For Sonali Sharma, VP of People Science at EngageRocket, managers need to be empowered, enabled, and equipped with tools to help nurture teams at the ground level to support the relational needs of evolving organizations. She believes that HR can no longer do everything in a world that is hyperlocal and deeply diverse.
The HR 2022 Outlook report highlighted seven key trends that will affect business operations and employee experience in 2022. Highlights from the report include:
- ‘New work’ will manifest in new and unexpected ways – Employees are already showing that purpose, fulfillment, and their wellbeing in their career are becoming more important. However, most organizations are yet to fully acknowledge and appreciate this approach.
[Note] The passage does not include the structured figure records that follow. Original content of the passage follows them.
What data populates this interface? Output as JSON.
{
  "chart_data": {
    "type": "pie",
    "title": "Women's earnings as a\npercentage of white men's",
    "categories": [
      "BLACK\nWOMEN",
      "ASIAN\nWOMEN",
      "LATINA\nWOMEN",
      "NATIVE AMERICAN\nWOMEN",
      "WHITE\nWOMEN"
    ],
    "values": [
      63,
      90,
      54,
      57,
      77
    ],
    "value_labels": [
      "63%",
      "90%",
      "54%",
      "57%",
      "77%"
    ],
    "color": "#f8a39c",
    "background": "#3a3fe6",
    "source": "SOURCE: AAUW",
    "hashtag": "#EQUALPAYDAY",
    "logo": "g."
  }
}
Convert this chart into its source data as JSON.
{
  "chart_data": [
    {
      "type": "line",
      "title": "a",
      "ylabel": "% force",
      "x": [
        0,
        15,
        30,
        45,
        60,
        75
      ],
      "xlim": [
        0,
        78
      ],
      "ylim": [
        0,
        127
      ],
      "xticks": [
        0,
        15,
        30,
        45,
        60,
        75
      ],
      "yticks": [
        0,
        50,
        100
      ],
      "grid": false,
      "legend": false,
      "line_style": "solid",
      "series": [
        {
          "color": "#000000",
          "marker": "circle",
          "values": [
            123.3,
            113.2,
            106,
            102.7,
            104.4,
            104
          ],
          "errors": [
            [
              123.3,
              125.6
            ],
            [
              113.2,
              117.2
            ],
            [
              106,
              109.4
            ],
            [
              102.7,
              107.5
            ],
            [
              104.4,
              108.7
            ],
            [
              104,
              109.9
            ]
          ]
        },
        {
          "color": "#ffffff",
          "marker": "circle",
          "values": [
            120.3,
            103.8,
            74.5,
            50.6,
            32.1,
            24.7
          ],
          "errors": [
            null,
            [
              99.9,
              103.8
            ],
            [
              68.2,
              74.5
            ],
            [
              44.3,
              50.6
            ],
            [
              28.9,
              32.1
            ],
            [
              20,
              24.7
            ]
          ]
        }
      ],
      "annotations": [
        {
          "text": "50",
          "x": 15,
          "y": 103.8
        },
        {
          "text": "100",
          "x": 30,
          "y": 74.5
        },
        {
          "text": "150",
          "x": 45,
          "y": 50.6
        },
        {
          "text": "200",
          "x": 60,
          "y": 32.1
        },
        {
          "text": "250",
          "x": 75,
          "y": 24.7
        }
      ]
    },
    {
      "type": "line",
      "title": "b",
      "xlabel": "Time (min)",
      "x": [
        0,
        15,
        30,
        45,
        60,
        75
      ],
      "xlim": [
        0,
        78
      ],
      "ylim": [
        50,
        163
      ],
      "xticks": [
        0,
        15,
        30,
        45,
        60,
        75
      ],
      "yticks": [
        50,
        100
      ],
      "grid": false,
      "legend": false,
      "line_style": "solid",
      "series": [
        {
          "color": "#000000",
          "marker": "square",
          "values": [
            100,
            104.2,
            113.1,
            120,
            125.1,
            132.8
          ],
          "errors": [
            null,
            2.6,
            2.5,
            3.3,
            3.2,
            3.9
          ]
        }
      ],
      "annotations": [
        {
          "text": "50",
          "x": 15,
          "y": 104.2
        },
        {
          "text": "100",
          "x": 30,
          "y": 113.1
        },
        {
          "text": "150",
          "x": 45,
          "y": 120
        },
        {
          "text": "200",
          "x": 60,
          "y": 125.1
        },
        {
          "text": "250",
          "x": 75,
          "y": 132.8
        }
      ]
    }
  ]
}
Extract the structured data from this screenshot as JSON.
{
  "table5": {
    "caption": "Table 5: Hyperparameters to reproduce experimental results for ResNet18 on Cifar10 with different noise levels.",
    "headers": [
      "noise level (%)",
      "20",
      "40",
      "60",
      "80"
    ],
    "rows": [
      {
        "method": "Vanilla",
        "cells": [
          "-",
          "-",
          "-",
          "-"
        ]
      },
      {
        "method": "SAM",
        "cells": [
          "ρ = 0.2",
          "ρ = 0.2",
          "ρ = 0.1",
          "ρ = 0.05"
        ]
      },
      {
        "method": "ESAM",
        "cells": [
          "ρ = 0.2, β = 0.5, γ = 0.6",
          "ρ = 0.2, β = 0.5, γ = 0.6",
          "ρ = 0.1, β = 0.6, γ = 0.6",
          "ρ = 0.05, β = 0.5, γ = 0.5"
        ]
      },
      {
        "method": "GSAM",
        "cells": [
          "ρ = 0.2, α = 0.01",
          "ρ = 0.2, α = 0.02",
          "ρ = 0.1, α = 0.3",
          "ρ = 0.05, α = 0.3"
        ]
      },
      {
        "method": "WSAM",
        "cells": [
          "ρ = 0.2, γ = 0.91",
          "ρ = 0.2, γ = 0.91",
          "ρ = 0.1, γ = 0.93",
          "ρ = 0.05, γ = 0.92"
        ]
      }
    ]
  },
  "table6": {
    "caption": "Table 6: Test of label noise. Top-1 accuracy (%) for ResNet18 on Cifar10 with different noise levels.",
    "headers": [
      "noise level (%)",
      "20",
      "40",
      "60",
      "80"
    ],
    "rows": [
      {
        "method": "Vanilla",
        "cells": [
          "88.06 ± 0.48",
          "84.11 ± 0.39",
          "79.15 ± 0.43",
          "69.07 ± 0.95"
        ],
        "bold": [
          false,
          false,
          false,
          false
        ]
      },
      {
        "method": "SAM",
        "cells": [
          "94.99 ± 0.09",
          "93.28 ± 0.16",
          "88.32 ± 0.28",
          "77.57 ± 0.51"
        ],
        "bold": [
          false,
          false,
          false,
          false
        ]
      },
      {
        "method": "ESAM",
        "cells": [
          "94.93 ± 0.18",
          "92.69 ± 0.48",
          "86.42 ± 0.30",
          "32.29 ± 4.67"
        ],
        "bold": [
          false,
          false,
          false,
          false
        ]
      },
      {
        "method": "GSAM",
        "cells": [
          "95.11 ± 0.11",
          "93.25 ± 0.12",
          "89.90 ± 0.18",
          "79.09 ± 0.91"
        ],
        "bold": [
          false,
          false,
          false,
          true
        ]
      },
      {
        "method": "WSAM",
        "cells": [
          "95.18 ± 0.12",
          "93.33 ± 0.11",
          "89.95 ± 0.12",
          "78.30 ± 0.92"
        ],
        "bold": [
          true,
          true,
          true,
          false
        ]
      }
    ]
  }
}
- The talent war is quickly becoming a zero-sum game – It’s no longer about loyalty to a company as employees will look to companies that give them better opportunities. Failure to invest in talents may only see employees moving to other companies.
- Employee mental health and resilience will propel growth – Workplace technology in mental health and resilience will no longer be buzzwords only. Companies will be forced to invest real money in uplifting employee wellbeing and ensuring that they stay resilient and confident in the face of new challenges and opportunities. This is an especially important area of concern for HR as resilience is the no.1 predictor of an employee’s intent to stay but has seen the most drastic decline between 2020 and 2021.
- HR will become decentralized, spurring new management skills – Companies have already been using ERPs and now will look to engage more technologies that can improve their HR. This includes the last-mile connectivity with every employee via the managers. This can apply to different elements of the HR function – from strategy and policy-making to events and engagement.
- Diversity & Inclusion will be a major competitive differentiator – A trending topic even before the pandemic, companies in the top quartile for gender diversity in leadership were 25% more likely to have above-average profitability than their bottom-quartile counterparts. Unfortunately, many organizations are yet to fully invest in diversity & inclusion (D&I) as a key cultural as well as operational tenet.
- People analytics will fuel buy-in for HR policies and change – Analytics, virtual working technology, and upgraded learning platforms are among the top priorities for HR. However, HR’s confidence in its ability to use data and analytics has actually declined by 3% since 2019.
- New productivity KPIs will be needed to assess employee performance – In 2022, HR and business leaders need to consider productivity measures better suited to New Work and remote/hybrid working. Collaboration, communication, positive work-life behavior, and coaching mindset might be better indicators of performance.
As such, with organizations also looking to increase their use of technology for boosting productivity such as automation tools and AI, they need to also consider the impact such a move can have on their current workforce. Technology can be both an enabler and a disabler in the workforce if not implemented properly.
For HR, their challenge would be how they can use technology best to keep both employees and employers satisfied. The use of proper workplace technology may just help solve this in the long run.